College to hold feedback sessions for new diversity statement draft
In accordance with the work being done through the new strategic plan, the Campus Climate Action Group (CCAG) was tasked with drafting a new diversity statement for Ithaca College. Throughout November and December 2019, the CCAG benchmarked diversity statements from colleges and universities across the country and also researched theories and frameworks of diversity, equity and inclusion. It is now ready to present the community with a draft statement.
College community members have two options to provide their feedback. The first is through the online survey and the second is by attending one of four feedback sessions in which participants can meet committee members and be guided through the online survey process and ask questions. The feedback session dates are 12:10–1 p.m. Feb. 25 in Textor 101, 5–6 p.m. Feb. 25 in the Taughannock Falls Room, 12:10–1 p.m. Feb. 27 in Textor 101 and 5–6 p.m. Feb. 27 in Textor 101.
Continuing student scholarships available for next academic year
The following scholarships are available for continuing students for the 2020–21 academic year.
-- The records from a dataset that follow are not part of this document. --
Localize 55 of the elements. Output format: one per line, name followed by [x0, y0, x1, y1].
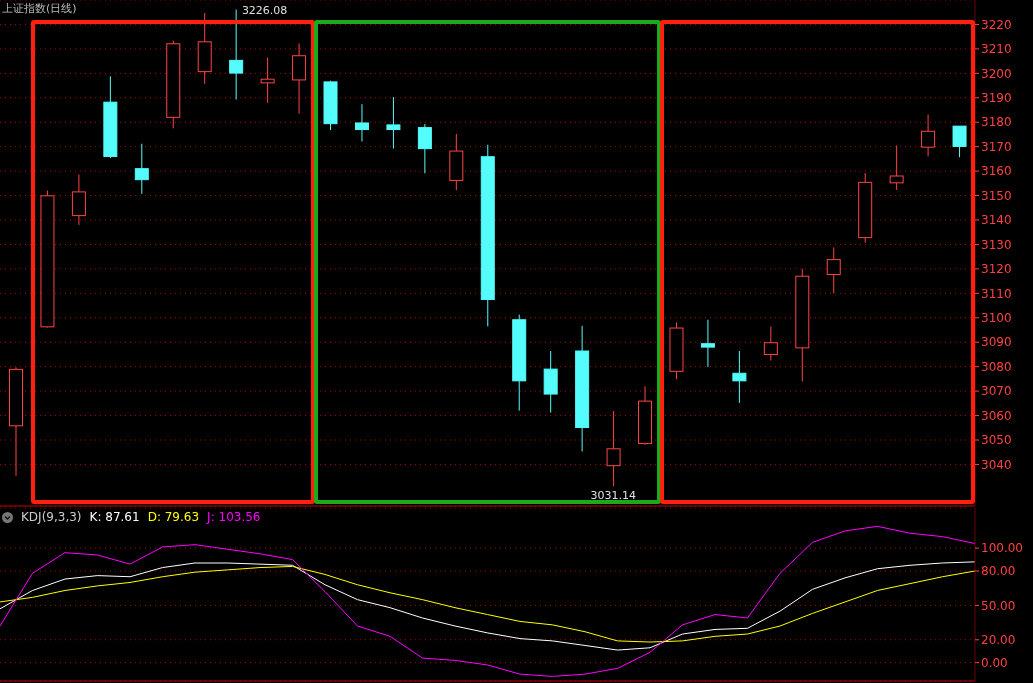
y-tick-label: 80.00 — [981, 564, 1016, 579]
candlestick — [354, 103, 369, 143]
candlestick — [229, 9, 244, 100]
candlestick — [197, 12, 212, 85]
annotation: 3031.14 — [590, 489, 637, 503]
candlestick — [700, 319, 715, 368]
candlestick — [889, 144, 904, 191]
text: K: 87.61 — [89, 510, 140, 524]
y-tick-label: 3040 — [981, 457, 1012, 472]
y-tick-label: 3180 — [981, 115, 1012, 130]
y-tick-label: 50.00 — [981, 598, 1016, 613]
candlestick — [71, 174, 86, 226]
candlestick — [543, 350, 558, 414]
chart-title: 上证指数(日线) — [2, 1, 77, 16]
candlestick — [858, 172, 873, 244]
y-tick-label: 3170 — [981, 139, 1012, 154]
y-tick-label: 3220 — [981, 17, 1012, 32]
candlestick — [449, 133, 464, 191]
annotation: 3226.08 — [241, 3, 288, 17]
candlestick — [606, 410, 621, 487]
candlestick — [763, 326, 778, 362]
y-tick-label: 100.00 — [981, 541, 1023, 556]
candlestick — [480, 144, 495, 327]
candlestick — [9, 366, 23, 477]
candlestick — [921, 113, 936, 157]
candlestick — [260, 56, 275, 104]
y-tick-label: 3120 — [981, 262, 1012, 277]
y-tick-label: 3130 — [981, 237, 1012, 252]
candlestick — [417, 123, 432, 174]
y-tick-label: 3160 — [981, 164, 1012, 179]
y-tick-label: 3100 — [981, 311, 1012, 326]
y-tick-label: 3080 — [981, 359, 1012, 374]
y-tick-label: 3200 — [981, 66, 1012, 81]
chart-title: KDJ(9,3,3) — [21, 510, 82, 524]
y-tick-label: 3070 — [981, 384, 1012, 399]
candlestick — [386, 96, 401, 150]
y-tick-label: 3110 — [981, 286, 1012, 301]
y-tick-label: 3210 — [981, 42, 1012, 57]
text: D: 79.63 — [147, 510, 200, 524]
candlestick — [732, 350, 747, 404]
candlestick — [134, 143, 149, 195]
series-label: J: 103.56 — [207, 510, 261, 524]
candlestick — [575, 325, 590, 452]
y-tick-label: 3050 — [981, 433, 1012, 448]
y-tick-label: 3060 — [981, 408, 1012, 423]
candlestick — [292, 43, 307, 115]
y-tick-label: 3150 — [981, 188, 1012, 203]
y-tick-label: 3140 — [981, 213, 1012, 228]
candlestick — [826, 246, 841, 294]
candlestick — [638, 385, 653, 444]
y-tick-label: 3090 — [981, 335, 1012, 350]
y-tick-label: 20.00 — [981, 633, 1016, 648]
y-tick-label: 3190 — [981, 91, 1012, 106]
y-tick-label: 0.00 — [981, 655, 1008, 670]
line-series — [0, 525, 976, 677]
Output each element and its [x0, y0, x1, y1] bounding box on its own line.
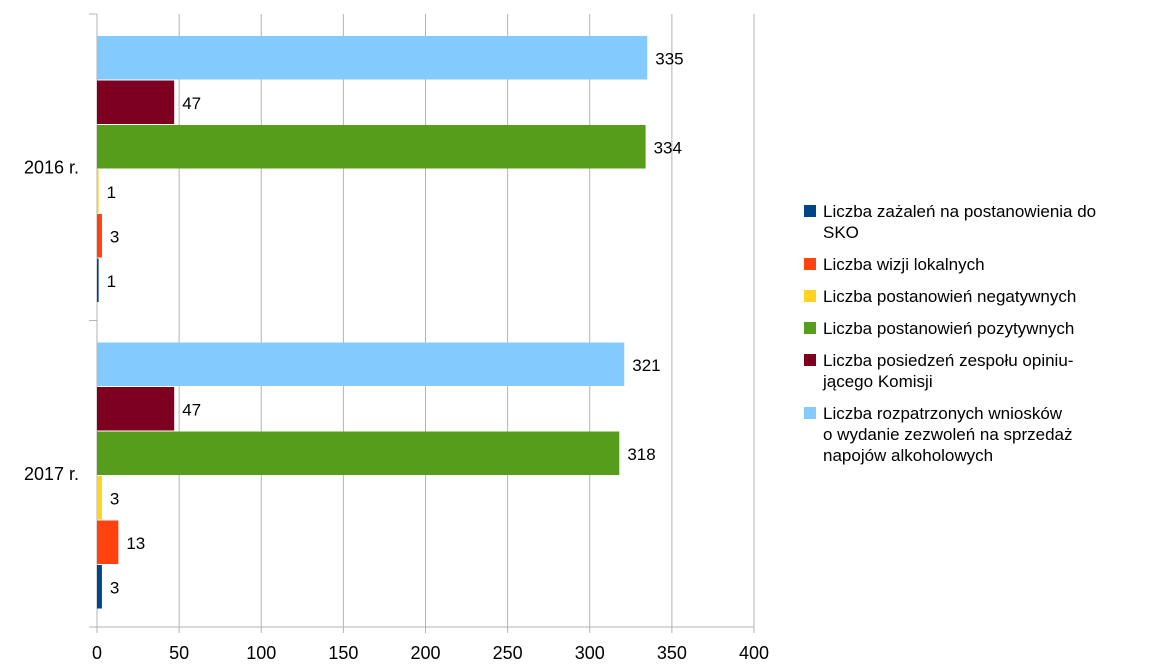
bar [97, 476, 102, 520]
legend-swatch [804, 354, 816, 366]
x-tick-label: 350 [657, 643, 687, 663]
x-tick-label: 300 [575, 643, 605, 663]
axes: 0 50 100 150 200 250 300 350 400 2016 r. 2017 r. [24, 13, 769, 663]
bars [97, 36, 648, 609]
bar [97, 342, 625, 386]
legend-label: napojów alkoholowych [823, 446, 993, 465]
legend: Liczba zażaleń na postanowienia do SKO Lic… [804, 202, 1096, 465]
x-tick-label: 250 [493, 643, 523, 663]
legend-label: Liczba posiedzeń zespołu opiniu- [823, 351, 1073, 370]
x-tick-label: 150 [328, 643, 358, 663]
legend-swatch [804, 258, 816, 270]
data-label: 47 [182, 94, 201, 113]
legend-label: jącego Komisji [822, 372, 933, 391]
legend-swatch [804, 407, 816, 419]
legend-label: Liczba postanowień pozytywnych [823, 319, 1074, 338]
legend-label: o wydanie zezwoleń na sprzedaż [823, 425, 1072, 444]
grid-lines [178, 14, 755, 627]
bar [97, 520, 119, 564]
legend-swatch [804, 205, 816, 217]
x-tick-label: 100 [246, 643, 276, 663]
data-label: 3 [110, 489, 119, 508]
legend-swatch [804, 290, 816, 302]
data-label: 13 [126, 534, 145, 553]
legend-label: Liczba zażaleń na postanowienia do [823, 202, 1096, 221]
legend-label: Liczba postanowień negatywnych [823, 287, 1076, 306]
bar [97, 80, 175, 124]
category-label: 2017 r. [24, 464, 79, 484]
legend-label: Liczba wizji lokalnych [823, 255, 985, 274]
data-label: 318 [627, 445, 655, 464]
data-label: 3 [110, 227, 119, 246]
bar [97, 431, 620, 475]
data-label: 335 [655, 49, 683, 68]
x-tick-label: 0 [92, 643, 102, 663]
legend-label: Liczba rozpatrzonych wniosków [823, 404, 1063, 423]
data-label: 334 [654, 138, 682, 157]
bar [97, 214, 102, 258]
data-label: 1 [107, 183, 116, 202]
bar [97, 387, 175, 431]
bar [97, 565, 102, 609]
legend-label: SKO [823, 223, 859, 242]
bar [97, 169, 99, 213]
x-tick-label: 400 [739, 643, 769, 663]
x-tick-label: 50 [169, 643, 189, 663]
x-tick-label: 200 [410, 643, 440, 663]
data-label: 1 [107, 272, 116, 291]
data-label: 3 [110, 578, 119, 597]
bar [97, 258, 99, 302]
legend-swatch [804, 322, 816, 334]
bar [97, 125, 646, 169]
bar [97, 36, 648, 80]
category-label: 2016 r. [24, 157, 79, 177]
data-label: 321 [632, 356, 660, 375]
data-label: 47 [182, 400, 201, 419]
The Walter Bradhering ’79 and Daniel Kluchinski Scholarship is awarded to one sophomore, junior or senior in the Roy H. Park School of Communications in good academic standing with academic promise and financial need. Recipients must show service, leadership or commitment to the LGBTQ community. Preference will be given to a self-identified LGBTQ student. For those who think they qualify, submit their name, email address and a paragraph detailing service, leadership or achievement to the LGBTQ community by March 20 to Luca Maurer at firstname.lastname@example.org.
The Nathan L. Lewis Memorial Scholarship is for a student who has studied in a Jewish day school for a minimum of four years and a maximum of 12 years and who has demonstrated financial need. For those who think they qualify, submit their name, email address and the name of the Jewish day school where they studied by March 20 to Jessica Fernando at email@example.com.
The Erin Marie Masling Memorial Scholarship is awarded to a sophomore, junior or senior with a grade point average of 3.0 or greater. It was established to support and assist a student to live their life to the fullest, having overcome or managed a chronic illness or physical disability, as Masling did. Financial need is not a consideration. For those who think they qualify, submit their name and email by March 20 to Jessica Fernando at firstname.lastname@example.org.
IC to host Jewish social justice group to discuss anti-Semitism
A workshop session led by Avodah, a Jewish social justice organization, from 5 to 7 p.m. March 3 in the Muller Chapel will build a shared understanding of anti-Semitism in participants’ lives and within the broader context of the contemporary United States, particularly at this political moment.
This session will also help participants to think about how anti-Semitism connects to other forms of oppression and identify some patterns and internalized forms of anti-Semitism. At the close of the session, everyone will unpack what they will have learned together. A vegetarian dinner will be served.
College to hold annual national video game music conference
The North American Conference on Video Game Music (NACVGM) is an academic conference that brings together North American scholars to discuss music in video games. The seventh annual NACVGM will take place April 4–5 in Hockett Family Recital Hall in the James J. Whalen Center for Music. Registration for the conference is free for students, faculty and staff.
The conference’s keynote speaker will be Enongo Lumumba-Kasongo, aka SAMMUS, a rap artist and producer from Ithaca with a Ph.D. in science and technology studies from Cornell University. She is currently a postdoctoral fellow at Brown University in its music department. This year’s NACVGM will include a concert featuring arrangements of video game music as well as music inspired by video games, including a performance by SAMMUS. The concert is free and open to the public and will take place at 8:15 p.m. April 4 in Ford Hall.
IC professor publishes article on inclusiveness in archaeology
Jennifer Muller, associate professor and chair of the Department of Anthropology, published an article titled “Reflecting on a More Inclusive Bioarchaeology,” which provides the commentary for a thematic series in the January issue of Historical Archaeology.
Muller’s commentary focuses on one collective story that emerged from the articles in the special series — a story that disrupts cultural violence and moves toward inclusivity in historical bioarchaeology. She highlights that these contributions interrogate omissions, erasures and hegemonic narratives.
They include the works of scholars of color as central to the bioarchaeological canon and engage with living communities as knowledge producers integral to investigations of past peoples. Therefore, they explicate vital steps toward an inclusive critical bioarchaeology.